In 'C' programming languange 'sizeof()' is the operator and he returns the size of the object in bytes.Argument of the 'sizeof()' operator must be a left-value type(integer,float number,struct,array).So if you want to know the size of an array in bytes you can do it very simple.Just use the 'sizeof()' operator and for his argument use the array name.For example:
#include <stdio.h>
main(){
int n[10];
printf("Size of n is: %d \n", sizeof(n));
}
Output on 32 bit system will be: Size of n is: 40.Because ineteger on 32 system is 4bytes.On 64x it is 8bytes.In this case we have 10 integers declared in one array.So the result is '10 * sizeof(int)'.
Some tips:
If we have an array declared like this one 'int n[]={1, 2, 3, ...155..};'.

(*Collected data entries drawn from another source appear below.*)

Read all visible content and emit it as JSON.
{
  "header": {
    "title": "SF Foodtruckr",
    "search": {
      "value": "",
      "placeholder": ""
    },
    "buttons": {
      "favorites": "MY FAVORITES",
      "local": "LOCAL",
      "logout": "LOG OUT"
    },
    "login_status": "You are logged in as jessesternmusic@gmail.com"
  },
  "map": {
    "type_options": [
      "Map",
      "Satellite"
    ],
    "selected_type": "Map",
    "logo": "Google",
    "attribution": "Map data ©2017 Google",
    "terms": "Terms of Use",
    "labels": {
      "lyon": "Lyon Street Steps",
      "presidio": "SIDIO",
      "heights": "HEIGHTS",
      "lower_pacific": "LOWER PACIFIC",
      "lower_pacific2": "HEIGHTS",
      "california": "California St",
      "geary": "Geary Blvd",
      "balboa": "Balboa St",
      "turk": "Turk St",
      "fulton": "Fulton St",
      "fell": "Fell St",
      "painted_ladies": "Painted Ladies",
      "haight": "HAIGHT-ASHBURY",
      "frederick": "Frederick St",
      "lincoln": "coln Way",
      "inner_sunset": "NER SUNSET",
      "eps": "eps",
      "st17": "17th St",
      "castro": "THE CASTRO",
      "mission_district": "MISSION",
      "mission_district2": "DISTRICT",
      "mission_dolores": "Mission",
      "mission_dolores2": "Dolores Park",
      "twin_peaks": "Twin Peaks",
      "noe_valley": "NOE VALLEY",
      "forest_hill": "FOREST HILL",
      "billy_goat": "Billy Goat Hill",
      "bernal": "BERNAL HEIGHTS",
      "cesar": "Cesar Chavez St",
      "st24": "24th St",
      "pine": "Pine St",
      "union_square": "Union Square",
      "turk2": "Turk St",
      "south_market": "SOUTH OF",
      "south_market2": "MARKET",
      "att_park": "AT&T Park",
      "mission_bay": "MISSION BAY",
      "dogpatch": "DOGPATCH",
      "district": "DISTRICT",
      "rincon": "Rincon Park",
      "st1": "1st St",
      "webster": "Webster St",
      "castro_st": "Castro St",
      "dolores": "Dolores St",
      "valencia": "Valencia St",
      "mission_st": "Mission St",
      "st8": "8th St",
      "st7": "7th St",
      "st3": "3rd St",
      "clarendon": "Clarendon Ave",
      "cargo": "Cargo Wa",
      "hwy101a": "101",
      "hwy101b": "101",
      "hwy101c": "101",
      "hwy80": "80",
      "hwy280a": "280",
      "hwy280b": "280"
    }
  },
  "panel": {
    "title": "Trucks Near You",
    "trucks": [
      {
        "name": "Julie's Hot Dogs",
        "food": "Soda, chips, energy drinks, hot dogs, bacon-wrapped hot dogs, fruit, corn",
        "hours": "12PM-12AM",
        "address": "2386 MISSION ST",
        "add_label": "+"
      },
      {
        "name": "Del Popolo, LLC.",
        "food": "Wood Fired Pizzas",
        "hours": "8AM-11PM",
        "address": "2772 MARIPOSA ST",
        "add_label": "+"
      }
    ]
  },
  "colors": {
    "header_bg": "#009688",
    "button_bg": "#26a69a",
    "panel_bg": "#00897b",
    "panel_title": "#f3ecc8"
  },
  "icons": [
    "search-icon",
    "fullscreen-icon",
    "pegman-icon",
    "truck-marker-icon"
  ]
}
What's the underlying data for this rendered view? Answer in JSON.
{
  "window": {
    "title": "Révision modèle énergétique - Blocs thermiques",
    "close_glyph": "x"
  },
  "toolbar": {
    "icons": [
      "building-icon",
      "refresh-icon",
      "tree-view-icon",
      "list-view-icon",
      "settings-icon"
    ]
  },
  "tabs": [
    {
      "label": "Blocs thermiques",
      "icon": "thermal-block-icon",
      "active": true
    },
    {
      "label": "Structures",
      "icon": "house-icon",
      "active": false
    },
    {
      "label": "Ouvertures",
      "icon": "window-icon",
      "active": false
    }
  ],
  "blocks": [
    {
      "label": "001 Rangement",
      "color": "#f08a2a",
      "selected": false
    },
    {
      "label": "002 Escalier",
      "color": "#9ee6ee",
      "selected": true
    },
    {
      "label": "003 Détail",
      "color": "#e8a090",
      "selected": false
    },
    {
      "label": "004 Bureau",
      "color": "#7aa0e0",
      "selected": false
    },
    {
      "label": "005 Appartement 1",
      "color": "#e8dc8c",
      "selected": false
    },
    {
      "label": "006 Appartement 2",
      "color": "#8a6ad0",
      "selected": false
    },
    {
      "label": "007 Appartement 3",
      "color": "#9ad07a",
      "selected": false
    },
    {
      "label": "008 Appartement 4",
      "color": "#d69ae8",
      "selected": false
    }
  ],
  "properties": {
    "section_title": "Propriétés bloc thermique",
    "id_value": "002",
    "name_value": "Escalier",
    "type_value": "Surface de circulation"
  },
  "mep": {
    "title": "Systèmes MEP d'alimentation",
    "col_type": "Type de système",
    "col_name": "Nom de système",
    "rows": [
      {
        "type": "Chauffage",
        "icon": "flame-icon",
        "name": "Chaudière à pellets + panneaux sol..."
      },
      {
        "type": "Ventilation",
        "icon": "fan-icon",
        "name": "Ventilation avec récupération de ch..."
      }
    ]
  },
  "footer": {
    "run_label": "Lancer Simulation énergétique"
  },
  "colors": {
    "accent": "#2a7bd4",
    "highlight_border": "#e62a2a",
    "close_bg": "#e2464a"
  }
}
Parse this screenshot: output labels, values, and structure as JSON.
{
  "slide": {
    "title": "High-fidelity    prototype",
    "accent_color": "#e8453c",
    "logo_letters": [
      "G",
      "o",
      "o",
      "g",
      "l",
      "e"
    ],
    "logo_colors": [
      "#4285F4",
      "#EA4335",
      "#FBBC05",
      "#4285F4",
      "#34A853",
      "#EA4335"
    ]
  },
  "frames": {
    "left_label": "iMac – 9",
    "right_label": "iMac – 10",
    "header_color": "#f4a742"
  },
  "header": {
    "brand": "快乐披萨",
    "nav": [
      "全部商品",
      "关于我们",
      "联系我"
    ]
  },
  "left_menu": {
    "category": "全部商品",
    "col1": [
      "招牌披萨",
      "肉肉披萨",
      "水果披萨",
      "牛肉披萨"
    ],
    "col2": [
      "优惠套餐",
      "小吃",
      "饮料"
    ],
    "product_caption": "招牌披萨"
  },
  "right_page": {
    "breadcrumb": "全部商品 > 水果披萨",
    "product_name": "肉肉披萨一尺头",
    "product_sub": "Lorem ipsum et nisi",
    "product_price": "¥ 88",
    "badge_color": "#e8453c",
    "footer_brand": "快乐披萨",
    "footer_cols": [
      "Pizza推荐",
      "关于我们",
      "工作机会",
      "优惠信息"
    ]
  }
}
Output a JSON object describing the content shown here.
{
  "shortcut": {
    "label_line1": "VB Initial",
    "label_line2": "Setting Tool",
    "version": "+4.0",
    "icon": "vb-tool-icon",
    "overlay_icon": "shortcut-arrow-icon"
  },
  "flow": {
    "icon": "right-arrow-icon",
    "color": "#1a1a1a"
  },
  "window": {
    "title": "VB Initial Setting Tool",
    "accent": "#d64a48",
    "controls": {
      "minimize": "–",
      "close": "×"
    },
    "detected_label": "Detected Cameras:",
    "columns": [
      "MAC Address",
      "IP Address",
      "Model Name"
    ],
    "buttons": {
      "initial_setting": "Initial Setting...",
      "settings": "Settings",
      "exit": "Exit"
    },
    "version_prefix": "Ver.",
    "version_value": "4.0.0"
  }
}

So we want to know how many elements are stored in this array.
Use this alghorithm:
sizeof(name_of_the_array) / sizeof(array_type)
Code: #include
main(){
int n[] = { 1, 2, 3, 44, 6, 7 };
printf("Number of elements: %d \n", sizeof(n) / sizeof(int));
return 0;
}
Arrays are only loosely sized. For the most part, an array is a pointer to memory. The size in your declaration only tells the compiler how much memory to allocate for the array - it's not associated with the type, so sizeof() has nothing to go on.